# Noch ein paar schlaue Fragen für schlaue Leute



## Berggeist1963 (13 Aug. 2010)

1. Wie nennt man einen Bumerang, der nicht wieder zurück kommt? Stock! 2. Wer hat für Deutschland Fussball gespielt und ist für Belgien Radrennen gefahren? Uwe Seeler und Eddy Merckx. 3. Wie redet ein Bauchredner? Wie ihm der Nabel gewachsen ist. 4. Was ist ein heiliger Büstenhalter? Wenn man hinten aufmacht fallen vorne zwei auf die Knie. 5. Wie vermehren sich Nonnen und Mönche? Durch Zellteilung. 6. Wie nennt man eine Nonne mit 3 Kindern? Klosterfrau aktiv. 7.Was ist der Unterschied zwischen Bumsen und Vögeln? Bumsen können nicht fliegen. 8. Woran erkennt man ein schottisches Schiff? Keine Möwen. 9. Woran erkennt man ein italiensiches Flugzeug? An den Haaren unter den Flügeln. 10. Was ist Vergesslichkeit? Wenn man den Geburtstag seines Zwillingsbruders vergisst. 11. Was ist der Gipfel der Reinlichkeit? Wenn der Hausherr die Putzfrau bürstet. 12. Was ist der Unterschied zwischen Bumsen und Blasen? Schon mal Bumsen unter den Füssen gehabt? 13. Welche drei Worte machen einen Hai glücklich? Mann über Bord! 14. Die letzten Worte eines Briefträgers? Braves Hundchen. 15. Die letzten Worte eines U-Boot-Kommandanten? Hier muss aber unbedingt mal gelüftet werden. 16. Wie lauten die vier Worte, die beim Sex nerven? Bin wieder zurück, Schatz. 17. Welcher Haarfarbe sagt man ewige Treue nach? Weiss. 18. Was ist, wenn ein Auto im Schnee steckenbleibt? Winter. 19. Was fängt mit "P" an und wird steif? Pudding. 20. Warum laufen Dudelsackspieler beim musizieren? Bewegliche Ziele sind schwerer zu treffen.

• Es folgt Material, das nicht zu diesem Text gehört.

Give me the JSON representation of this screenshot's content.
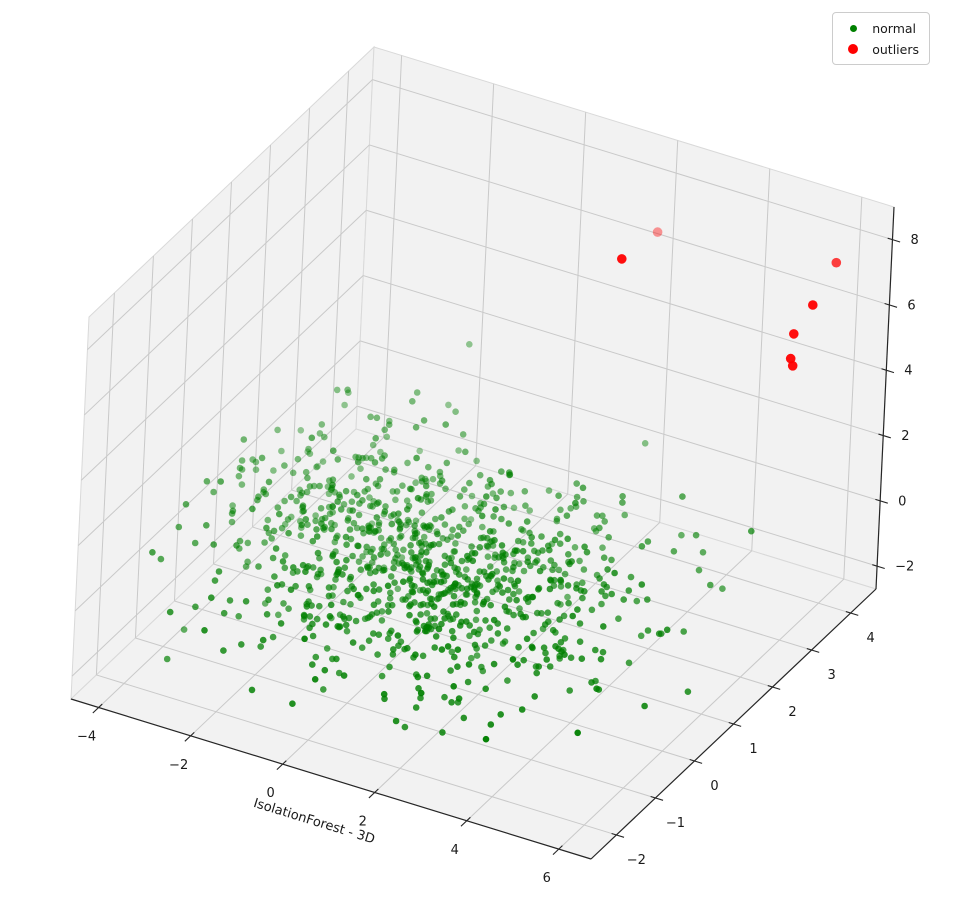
{
  "figure": {
    "background": "#ffffff"
  },
  "legend": {
    "position": "upper right",
    "items": [
      {
        "label": "normal",
        "color": "#008000",
        "marker_diameter": 7
      },
      {
        "label": "outliers",
        "color": "#ff0000",
        "marker_diameter": 10
      }
    ]
  },
  "chart_data": {
    "type": "scatter",
    "projection": "3d",
    "title": "",
    "xlabel": "IsolationForest - 3D",
    "ylabel": "",
    "zlabel": "",
    "xlim": [
      -4.6,
      6.7
    ],
    "ylim": [
      -2.65,
      4.65
    ],
    "zlim": [
      -2.7,
      9.0
    ],
    "x_ticks": [
      -4,
      -2,
      0,
      2,
      4,
      6
    ],
    "y_ticks": [
      -2,
      -1,
      0,
      1,
      2,
      3,
      4
    ],
    "z_ticks": [
      -2,
      0,
      2,
      4,
      6,
      8
    ],
    "grid": true,
    "view": {
      "elev": 30,
      "azim": -60
    },
    "colors": {
      "pane": "#f2f2f2",
      "grid_line": "#c9c9c9",
      "pane_edge": "#d9d9d9",
      "axis_line": "#262626",
      "tick_label": "#1a1a1a"
    },
    "series": [
      {
        "name": "normal",
        "color": "#008000",
        "marker_radius": 3.3,
        "clusters": [
          {
            "n": 720,
            "center": [
              0.9,
              0.7,
              -0.6
            ],
            "std": [
              1.7,
              1.15,
              0.8
            ],
            "seed": 42
          },
          {
            "n": 280,
            "center": [
              -2.2,
              1.4,
              -0.4
            ],
            "std": [
              1.15,
              1.05,
              0.75
            ],
            "seed": 1234
          }
        ]
      },
      {
        "name": "outliers",
        "color": "#ff0000",
        "marker_radius": 4.8,
        "points": [
          {
            "xyz": [
              2.5,
              3.6,
              7.6
            ],
            "alpha": 0.4
          },
          {
            "xyz": [
              2.0,
              3.3,
              6.9
            ],
            "alpha": 0.95
          },
          {
            "xyz": [
              5.8,
              4.3,
              7.3
            ],
            "alpha": 0.75
          },
          {
            "xyz": [
              5.5,
              4.1,
              6.1
            ],
            "alpha": 0.95
          },
          {
            "xyz": [
              5.2,
              4.0,
              5.2
            ],
            "alpha": 0.95
          },
          {
            "xyz": [
              5.2,
              3.95,
              4.5
            ],
            "alpha": 0.95
          },
          {
            "xyz": [
              5.25,
              3.95,
              4.3
            ],
            "alpha": 0.95
          }
        ]
      }
    ]
  }
}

Ich bitte den Tippfehler am Anfang der Titelzeile zu entschuldigen!


----------



## Punisher (13 Aug. 2010)

klasse


----------



## Miraculix (13 Aug. 2010)

Klasse Zusammenstellung - DANKE dafür Berggeist1963 !!!

...einen hät' ich da auch noch...

21. Was ist der Unterschied zwischen einem Minirock und einem Rasenmäher?
...wer's wissen will, einfach bei beiden mal drunter fassen...


----------



## Berggeist1963 (13 Aug. 2010)

:WOW:! Und noch ein Witzchen über Röcke: "Angeklagter, was haben Sie sich eigentlich dabei gedacht, als Sie der Klägerin einfach so unter ihren Rock griffen?" "Herr Richter, ich dachte, mir frisst ein Pferd aus der Hand.."


----------